The Rich Mind Blog

The Real Cost of Losing Money

Most people are keenly aware of the need to save more money. You may have real concerns about enjoying retirement, helping to care for elderly parents, adjusting to the rising cost of healthcare, and many others. Therefore, you understand that losing money hurts your balance sheet and jeopardizes your financial stability. Unfortunately, what many people do not realize is the extent to which it can.

Cost #1: The Out-of-Pocket Outlay

When you incur an expense, you usually see what is obvious… the dollars that leave your pocket. You pay for dinner out with friends and you leave cash on the table; you lease a car and submit payment for that every month; you buy a new shirt with your credit card and pay the bill at the end of the month. These are all examples of dollars that you possess that subsequently leave your pocket. Therefore, the total cost of an expense is usually measured in those terms. What you may fail to see is that the Real Cost of Living™ can be far greater. In fact, there are three costs that you incur when you give money away and take it off your balance sheet:
  1. The out-of-pocket outlay, as described above
  2. The time value of money cost
  3. The loss of potential retirement income
A successful retirement is defined as one that provides you with sufficient assets and cash flow to achieve your income, lifestyle, and legacy objectives. Though you cannot predict the future, you need to prepare for what is probable, and still protect against what is possible.
What is probable?
A healthy couple approaching retirement age (let’s call that 65) has a 50/50 chance that one of them will live to be age 95. Knowing this at 40 years old can help you make better cash flow decisions about how much you spend and how much you save. Let’s take a look at the impact of various cash flow decisions if there was 25 years left to retire. If you paid for college for your son at the rate of $50,000 per year, the first cost is the actual out-of-pocket outlay for the expenses of tuition, fees, etc. – $200,000 in total. In this example, there is no return of or return on that money.

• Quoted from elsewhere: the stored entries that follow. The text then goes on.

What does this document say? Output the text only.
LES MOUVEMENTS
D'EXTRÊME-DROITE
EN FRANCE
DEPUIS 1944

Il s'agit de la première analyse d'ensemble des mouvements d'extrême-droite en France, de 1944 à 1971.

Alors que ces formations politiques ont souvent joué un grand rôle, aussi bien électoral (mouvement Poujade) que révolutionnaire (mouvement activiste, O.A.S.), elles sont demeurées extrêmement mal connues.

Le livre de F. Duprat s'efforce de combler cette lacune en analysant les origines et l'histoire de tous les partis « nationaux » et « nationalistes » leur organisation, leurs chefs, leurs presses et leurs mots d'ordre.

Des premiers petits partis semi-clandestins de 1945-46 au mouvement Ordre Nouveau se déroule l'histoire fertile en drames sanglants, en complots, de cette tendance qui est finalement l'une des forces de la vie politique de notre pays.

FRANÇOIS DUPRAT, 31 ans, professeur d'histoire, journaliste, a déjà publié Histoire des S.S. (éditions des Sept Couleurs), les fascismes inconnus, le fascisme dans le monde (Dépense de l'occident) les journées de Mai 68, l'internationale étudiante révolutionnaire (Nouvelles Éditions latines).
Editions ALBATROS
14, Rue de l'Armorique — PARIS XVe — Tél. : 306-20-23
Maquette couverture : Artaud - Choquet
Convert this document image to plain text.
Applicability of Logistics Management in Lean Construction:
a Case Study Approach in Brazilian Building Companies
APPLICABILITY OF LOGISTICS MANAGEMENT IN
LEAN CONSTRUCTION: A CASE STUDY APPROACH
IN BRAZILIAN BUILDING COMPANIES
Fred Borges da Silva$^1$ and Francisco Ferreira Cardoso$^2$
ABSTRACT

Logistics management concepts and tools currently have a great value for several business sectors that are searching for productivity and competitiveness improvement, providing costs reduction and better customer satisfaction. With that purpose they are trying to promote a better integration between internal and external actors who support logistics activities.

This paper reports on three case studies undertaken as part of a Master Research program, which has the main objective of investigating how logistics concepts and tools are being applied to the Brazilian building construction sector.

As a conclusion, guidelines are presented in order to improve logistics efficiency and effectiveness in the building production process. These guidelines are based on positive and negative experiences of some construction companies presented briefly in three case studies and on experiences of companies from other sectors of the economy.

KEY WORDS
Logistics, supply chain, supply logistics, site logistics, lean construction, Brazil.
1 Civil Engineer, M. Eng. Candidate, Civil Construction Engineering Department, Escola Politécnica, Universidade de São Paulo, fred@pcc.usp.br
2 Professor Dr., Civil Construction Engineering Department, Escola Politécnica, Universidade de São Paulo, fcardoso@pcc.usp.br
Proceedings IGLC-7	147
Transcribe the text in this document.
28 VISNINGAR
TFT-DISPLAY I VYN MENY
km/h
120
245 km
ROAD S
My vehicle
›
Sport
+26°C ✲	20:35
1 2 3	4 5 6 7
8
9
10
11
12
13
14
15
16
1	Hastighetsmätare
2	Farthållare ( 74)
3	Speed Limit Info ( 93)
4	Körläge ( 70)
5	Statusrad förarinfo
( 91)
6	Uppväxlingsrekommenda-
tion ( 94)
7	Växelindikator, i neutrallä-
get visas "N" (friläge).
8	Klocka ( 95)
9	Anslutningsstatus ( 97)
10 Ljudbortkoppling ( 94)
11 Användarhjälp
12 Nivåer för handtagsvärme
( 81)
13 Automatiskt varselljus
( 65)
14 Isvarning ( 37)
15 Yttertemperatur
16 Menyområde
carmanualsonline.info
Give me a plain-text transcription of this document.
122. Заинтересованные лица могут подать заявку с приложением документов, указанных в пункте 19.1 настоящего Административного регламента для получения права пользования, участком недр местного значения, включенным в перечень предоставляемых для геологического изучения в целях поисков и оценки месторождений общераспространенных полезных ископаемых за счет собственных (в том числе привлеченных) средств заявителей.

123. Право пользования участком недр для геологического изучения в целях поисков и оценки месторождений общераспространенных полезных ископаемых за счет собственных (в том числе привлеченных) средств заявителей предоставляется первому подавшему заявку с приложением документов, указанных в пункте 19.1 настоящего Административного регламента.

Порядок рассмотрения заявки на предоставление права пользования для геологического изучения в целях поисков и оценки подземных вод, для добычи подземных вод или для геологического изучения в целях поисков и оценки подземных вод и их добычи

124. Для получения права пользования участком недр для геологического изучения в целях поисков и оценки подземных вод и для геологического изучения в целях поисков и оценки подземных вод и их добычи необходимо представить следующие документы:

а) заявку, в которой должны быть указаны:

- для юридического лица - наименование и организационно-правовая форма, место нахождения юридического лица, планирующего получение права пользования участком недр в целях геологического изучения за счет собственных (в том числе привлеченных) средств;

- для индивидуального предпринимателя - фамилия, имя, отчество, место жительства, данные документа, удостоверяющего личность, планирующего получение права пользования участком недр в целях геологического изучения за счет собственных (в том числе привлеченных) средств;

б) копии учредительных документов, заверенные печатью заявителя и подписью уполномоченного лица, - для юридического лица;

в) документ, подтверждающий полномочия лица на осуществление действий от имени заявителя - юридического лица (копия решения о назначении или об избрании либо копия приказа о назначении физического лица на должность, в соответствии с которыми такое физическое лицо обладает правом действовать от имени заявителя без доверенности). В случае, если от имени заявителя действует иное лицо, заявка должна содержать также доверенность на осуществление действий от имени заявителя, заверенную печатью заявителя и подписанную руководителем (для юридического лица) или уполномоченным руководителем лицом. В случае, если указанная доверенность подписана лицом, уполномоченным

Cost #2: The Time Value of Money

There is a second cost that most people don’t measure. Every time you lose a dollar, you lose not just that dollar, but everything that dollar could have become for you if you had saved or invested it. That is, if it were earning a rate of return, it may have grown into something greater than the $200,000 out-of-pocket outlay. We refer to this as the cost of the Time Value of Money (TVOM). Loosely described, this is an opportunity cost. It’s a way of measuring the cost not only of money that leaves your wallet, but also the cost of money that never gets the opportunity to get into your wallet. The way we measure the TVOM is by saying the following: Consider that the rate of return on a dollar that is lost is not 0%. In fact, it’s worse… it’s -100%. The loss of it is not a risk; it is a guarantee. So, if you can develop a strategy that allows for a reduction or elimination of that expense, and if you can find an asset somewhere on your balance sheet that carries a better than -100% return, then you should be able to put those savings into that asset and have more money on your balance sheet. For this purposes, the TVOM rate is described as being the best after-tax return that is available to you. In this example, it might be that your 401(k) is providing a long-term rate of return of 8% pre-tax. If you net that out for taxes, then that might mean an aftertax return of 5%. So then, if you could have held on to those assets, by retirement you’d have not only the assets you gave away for college, but an additional $206,000 on your balance. Therefore, the payment of tuition, etc., really cost you $406,000 that could have been on your balance sheet at retirement.

Cost #3: The Loss of Potential Retirement Income

At 65, by not having that $406,000 on your balance sheet, and not being able to earn a modest return during retirement (let’s say 5%), you forego potentially as much as $20,000 per year in retirement income if you spent the income only, or as much as $31,000 per year if you chose to annuitize that over your lifetime, guaranteed never to run out for as long as you live!1 And that’s just the cost of college. When you begin to compile all the areas where you incur costs, the numbers can become astounding. Clearly, not all costs can be avoided. Some costs such as certain taxes and insurance premiums, are ones that need to be paid in order to avoid adverse consequences, financial or otherwise. However, you need to think differently about how to mitigate the impact of the costs you incur. And while there has been an entire industry that has risen out of the need to help parents plan and save for college, few people are talking about how to help you not just save for college, but measure the true cost of it, then devise a strategy to recover that cost.

1 Annuity guarantees are based on the claims paying ability of the issuing insurance company.

Guardian, its subsidiaries, agents, and employees do not provide tax, legal, or accounting advice. Consult your tax, legal, or accounting professional regarding your individual situation.